King like Malcolm X was being radicalized by events. Race riots erupted in America’s black inner city ghettos between 1964 and 1968. The repression of rioters was massive –  nearly 250 black protestors were killed, 10,000 were injured, and 60,000 were arrested. In the rubble left after the Los Angeles Watts riots in 1965, King declared this, ” …was a class revolt of the under-privileged against the privileged”. In 1967 he concluded: “We have moved into an era which must be an era of revolution…”

Early in 1966 Ali became eligible to be called up to fight but he refused to be conscripted, saying that he was a conscientious objector. His vocal response to the draft – “Man, I ain’t got no quarrel with them Vietcong.  They ain’t never called me nigger” – thrust him into the forefront of the infant anti-war movement. Ali then took part in speaking tours around the college campuses often sharing the same platform as Martin Luther King.

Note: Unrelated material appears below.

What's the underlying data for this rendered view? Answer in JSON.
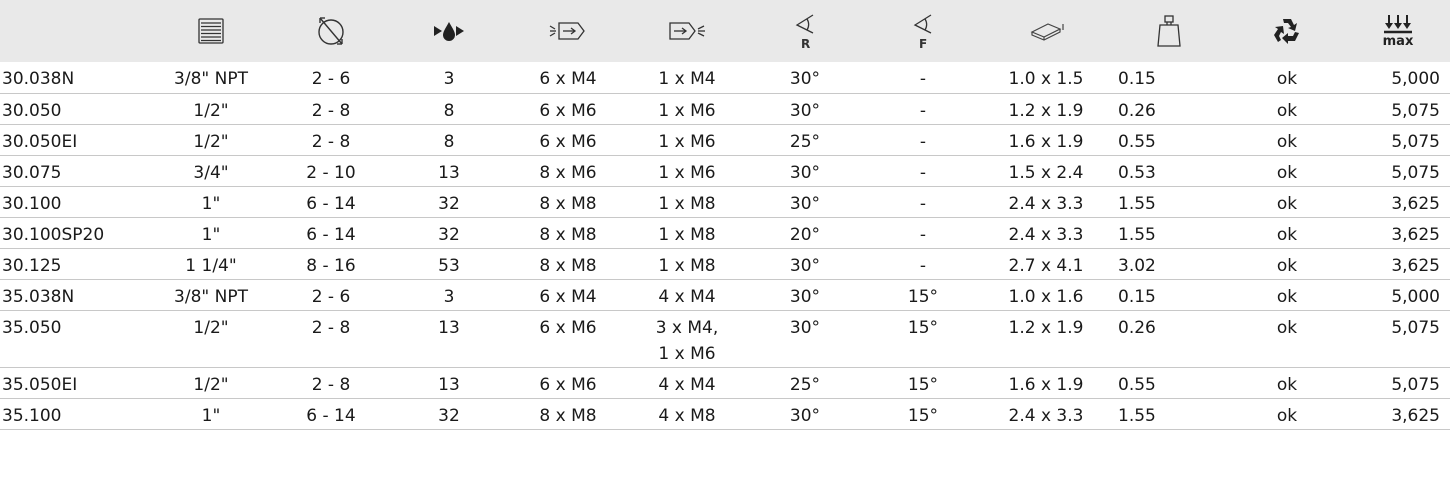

Ali was the best known and most eloquent opponent of the war and more influential amongst Black youth and  anti-war activists than any politician. In 1966 Ali came to Britain to fight Henry Cooper. But he also came to give his support to the infant British Black consciousness movement. He toured playgrounds and spoke to crowds of adoring black youngsters in Brixton and Notting Hill. He was also a source of pride to Britain’s growing Muslim population.

In 1967 Ali was sentenced to 5 years imprisonment and stripped of his title for refusing to be drafted. Ali refused to be cowed but instead continued to speak out against injustice.  He not only continued to speak on anti-war platforms but in 1968 also marched alongside his friend King and striking cleansing workers the day before King’s assassination. He faced death threats and hardship for his anti-war stance. He was at the very peak of his prowess as a boxer but was prevented from practicing his craft by the boxing authorities – losing millions of dollars in potential prize money. Because of his previous generosity Ali was not particularly wealthy and was quite quickly reduced to near poverty.  His future boxing opponent Joe Frazier generously helped him out financially during this period.

Back to Boxing

Eventually, in 1970, Ali’s conviction was overturned by the Supreme Court (which upheld his right to be a religious conscientious objector), and the World Boxing Association had to reinstate him. Ali by then had become a folk hero to Black America, genuinely the “People’s Champion”. Eventually allowed to box again, he fought his way back into contention for the official world title – though it was far from an easy process as several powerful, younger Black boxers such as Joe Frazier and Ken Norton had emerged during Ali’s hiatus.

In 1974 Ali became only the second heavyweight ever to recapture the heavyweight world title when he beat the apparently invincible and fearsome champion George Foreman.  He later became the only boxer ever to regain the world heavyweight title for a second time.

But like many other Black sportsmen Ali’s escape from poverty came at a bitter price.  Grueling contests with Frazier, Norton and Foreman damaged Ali’s brain and body.  Since 1984 he has suffered from Parkinson’s Syndrome brought on by repeated blows to his head and vital organs. For much of every day this extremely intelligent and articulate man is a voiceless prisoner of his own body. That is why so many of us who remember him in his prime shed a silent tear when he took faltering steps to light the Olympic flame in 1996.  His enduring pride and courage was there for all to see. At the end of 1999 Muhammad Ali was named the athlete of the century but he was, and is, so much more than that.

Sam Cooke: The enormously talented singer and song-writer Sam Cooke had 29 top-40 hits in the U.S. between 1957 and 1964 and is recognized as one of the founders and pioneers of Soul Music.  He was also very active in the Civil Rights Movement.  He was shot dead by his manager just months after Ali won his heavyweight title. “A Change is Gonna Come” is one of his most moving and political songs.